Data from 2032 patients with resected AJCC v8 stage IIIB-D melanoma treated with dab/tram (n=384, median F/U 61mo, 95% CI 60-63), PD1 (n=816, median F/U 41mo, 95% CI 40-42) or observation (n=832, median F/U 41mo, 95% CI 40-43) were derived. Example results are shown (Table). An online calculator was developed. Table: 850P

* Risk over F/U period as referred to in the results. Differing follow up periods from different trials precludes accurate comparison of risk between interventions.

Conclusions

This tool provides risks of recurrence in an easy-access location, which should guide discussions with patients about their current risk of recurrence with or without therapy at baseline and during their treatment journey, and appropriate surveillance. More data will be incorporated as they become available, further increasing the accuracy of the tool over time.

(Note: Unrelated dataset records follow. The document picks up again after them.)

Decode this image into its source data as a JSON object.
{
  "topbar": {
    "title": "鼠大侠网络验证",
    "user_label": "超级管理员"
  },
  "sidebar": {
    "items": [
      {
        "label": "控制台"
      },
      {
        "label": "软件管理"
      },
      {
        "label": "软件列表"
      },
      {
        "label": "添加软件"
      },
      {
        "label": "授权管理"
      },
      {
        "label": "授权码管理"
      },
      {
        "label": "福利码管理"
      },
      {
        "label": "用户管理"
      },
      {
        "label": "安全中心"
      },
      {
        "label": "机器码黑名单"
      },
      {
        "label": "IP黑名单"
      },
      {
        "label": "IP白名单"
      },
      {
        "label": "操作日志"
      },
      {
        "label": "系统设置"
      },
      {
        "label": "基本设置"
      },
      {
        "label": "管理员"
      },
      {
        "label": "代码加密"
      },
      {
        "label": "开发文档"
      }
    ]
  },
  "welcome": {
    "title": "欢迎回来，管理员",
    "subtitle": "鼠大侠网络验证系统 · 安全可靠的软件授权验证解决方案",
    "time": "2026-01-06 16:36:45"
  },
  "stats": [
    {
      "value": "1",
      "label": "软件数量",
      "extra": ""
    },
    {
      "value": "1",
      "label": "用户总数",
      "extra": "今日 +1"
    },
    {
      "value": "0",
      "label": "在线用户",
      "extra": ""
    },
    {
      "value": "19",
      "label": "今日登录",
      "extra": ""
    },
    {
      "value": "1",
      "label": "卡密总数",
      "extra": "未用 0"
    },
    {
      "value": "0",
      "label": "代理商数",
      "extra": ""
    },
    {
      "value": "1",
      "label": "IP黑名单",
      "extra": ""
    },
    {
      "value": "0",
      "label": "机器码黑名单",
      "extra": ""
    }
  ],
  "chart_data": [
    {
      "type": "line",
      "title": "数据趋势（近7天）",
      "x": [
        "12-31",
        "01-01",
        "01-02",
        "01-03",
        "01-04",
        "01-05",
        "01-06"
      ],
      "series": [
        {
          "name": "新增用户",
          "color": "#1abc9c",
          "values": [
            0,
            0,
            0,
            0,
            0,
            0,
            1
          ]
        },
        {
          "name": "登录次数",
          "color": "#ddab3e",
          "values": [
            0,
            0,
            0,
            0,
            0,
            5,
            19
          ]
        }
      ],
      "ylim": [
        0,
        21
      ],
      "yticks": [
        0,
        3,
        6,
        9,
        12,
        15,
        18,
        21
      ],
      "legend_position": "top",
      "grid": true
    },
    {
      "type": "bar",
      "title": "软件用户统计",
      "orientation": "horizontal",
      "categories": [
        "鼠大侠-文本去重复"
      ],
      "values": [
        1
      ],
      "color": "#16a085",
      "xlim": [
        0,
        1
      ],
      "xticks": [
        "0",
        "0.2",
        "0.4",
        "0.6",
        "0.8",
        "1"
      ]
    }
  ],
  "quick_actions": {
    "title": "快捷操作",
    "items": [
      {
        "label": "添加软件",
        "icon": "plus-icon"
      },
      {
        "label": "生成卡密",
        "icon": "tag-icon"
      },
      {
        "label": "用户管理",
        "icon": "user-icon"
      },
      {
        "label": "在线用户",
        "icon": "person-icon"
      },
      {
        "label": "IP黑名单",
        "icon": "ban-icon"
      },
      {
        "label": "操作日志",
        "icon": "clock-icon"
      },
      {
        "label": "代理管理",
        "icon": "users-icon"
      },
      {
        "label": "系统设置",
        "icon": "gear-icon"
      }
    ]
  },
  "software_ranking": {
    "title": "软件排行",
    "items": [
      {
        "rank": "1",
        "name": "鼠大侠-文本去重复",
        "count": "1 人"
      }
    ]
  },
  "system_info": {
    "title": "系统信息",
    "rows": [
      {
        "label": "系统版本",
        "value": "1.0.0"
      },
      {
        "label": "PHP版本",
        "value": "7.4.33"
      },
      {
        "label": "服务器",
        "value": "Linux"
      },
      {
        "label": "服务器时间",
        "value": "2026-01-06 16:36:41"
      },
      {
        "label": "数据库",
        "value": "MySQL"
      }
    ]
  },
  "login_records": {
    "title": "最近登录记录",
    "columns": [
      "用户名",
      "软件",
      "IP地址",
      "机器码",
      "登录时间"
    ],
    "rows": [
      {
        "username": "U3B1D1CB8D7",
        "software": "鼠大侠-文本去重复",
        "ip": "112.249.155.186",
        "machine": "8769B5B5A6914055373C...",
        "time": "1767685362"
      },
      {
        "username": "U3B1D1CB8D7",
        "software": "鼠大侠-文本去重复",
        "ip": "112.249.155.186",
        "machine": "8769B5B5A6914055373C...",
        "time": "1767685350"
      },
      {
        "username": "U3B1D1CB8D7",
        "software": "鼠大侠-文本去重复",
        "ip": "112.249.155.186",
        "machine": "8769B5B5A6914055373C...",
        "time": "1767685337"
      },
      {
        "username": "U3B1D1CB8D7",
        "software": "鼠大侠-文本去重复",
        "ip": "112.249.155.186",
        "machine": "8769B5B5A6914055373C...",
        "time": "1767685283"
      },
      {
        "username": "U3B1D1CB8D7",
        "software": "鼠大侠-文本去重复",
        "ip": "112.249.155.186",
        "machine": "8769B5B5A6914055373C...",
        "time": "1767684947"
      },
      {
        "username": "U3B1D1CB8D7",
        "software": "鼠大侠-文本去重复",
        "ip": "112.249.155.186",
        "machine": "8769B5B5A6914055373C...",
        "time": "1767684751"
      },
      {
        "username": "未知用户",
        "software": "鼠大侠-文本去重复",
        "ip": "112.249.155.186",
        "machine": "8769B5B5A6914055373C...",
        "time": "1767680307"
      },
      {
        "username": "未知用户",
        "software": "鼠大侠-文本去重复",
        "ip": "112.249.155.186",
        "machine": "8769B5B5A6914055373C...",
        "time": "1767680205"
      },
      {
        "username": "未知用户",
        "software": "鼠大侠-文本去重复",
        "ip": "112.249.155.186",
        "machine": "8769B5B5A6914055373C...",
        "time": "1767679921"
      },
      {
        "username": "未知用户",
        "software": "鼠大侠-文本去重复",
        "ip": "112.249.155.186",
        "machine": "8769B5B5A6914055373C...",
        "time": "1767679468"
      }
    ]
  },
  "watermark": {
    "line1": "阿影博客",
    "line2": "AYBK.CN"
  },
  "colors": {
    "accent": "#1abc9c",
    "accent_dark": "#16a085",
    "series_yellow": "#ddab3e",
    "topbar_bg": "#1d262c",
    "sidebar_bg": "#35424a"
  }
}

Clinical trial identification

Editorial acknowledgement

Legal entity responsible for the study

Melanoma Institute Australia.

Funding

Has not received any funding.

Disclosure

A.C.J. van Akkooi: Financial Interests, Institutional, Advisory Board: Amgen, Bristol Myers-Squibb, Novartis, MSD - Merck, Merck-Pfizer, Pierre Fabre, Sanofi, Sirius Medical, 4SC; Financial Interests, Institutional, Research Grant, NIVEC study: Amgen; Financial Interests, Institutional, Research Grant: Merck-Pfizer. I. Pires da Silva: Financial Interests, Personal, Advisory Role: MSD; Financial Interests, Personal, Speaker’s Bureau: Novartis. M.S. Carlino: Financial Interests, Personal, Advisory Role: Amgen, Bristol Myers Squibb, Eisai, Ideaya, Merck Sharp and Dohme, Nektar, Novartis, Oncosec, Pierre-Fabre, Qbiotics, Regeneron, Roche; Financial Interests, Personal, Other: Bristol Myers Squibb, Merck Sharp and Dohme, Novartis. R.A. Scolyer: Financial Interests, Personal, Advisory Role: F. Hoffman-La Roche Ltd., Evaxion, Provectus Biopharmaceuticals Australia, Qbiotics, Novartis, Merck, Sharp & Dohme, NeraCare, Amgen Inc., Bristol Myers Squibb, Myriad Genetics, GlaxoSmithKline; Financial Interests, Personal, Research Grant: NHMRC Fellowship. G.V. Long: Financial Interests, Personal, Other, Consultant Advisor: Agenus Inc, Amgen Inc, Array Biopharma Inc, Boehringer Ingelheim International GmbH, Bristol Myers Squibb, Evaxion Biotech A/S, Hexal AG (Sandoz Company), Merck Sharpe & Dohme (Australia) Pty Limited, Novartis Pharma AG, OncoSec Medical Australia, Pierre Fabre, Provectus Australia, Qbiotics Group Limited, Regeneron Pharmaceuticals Inc; Financial Interests, Personal, Advisory Board, Consultant Advisor: Highlight Therapeutics S.L. A.M. Menzies: Financial Interests, Personal, Advisory Board, advisory board: BMS, MSD, Novartis, Roche, Pierre-Fabre, QBiotics. All other authors have declared no conflicts of interest.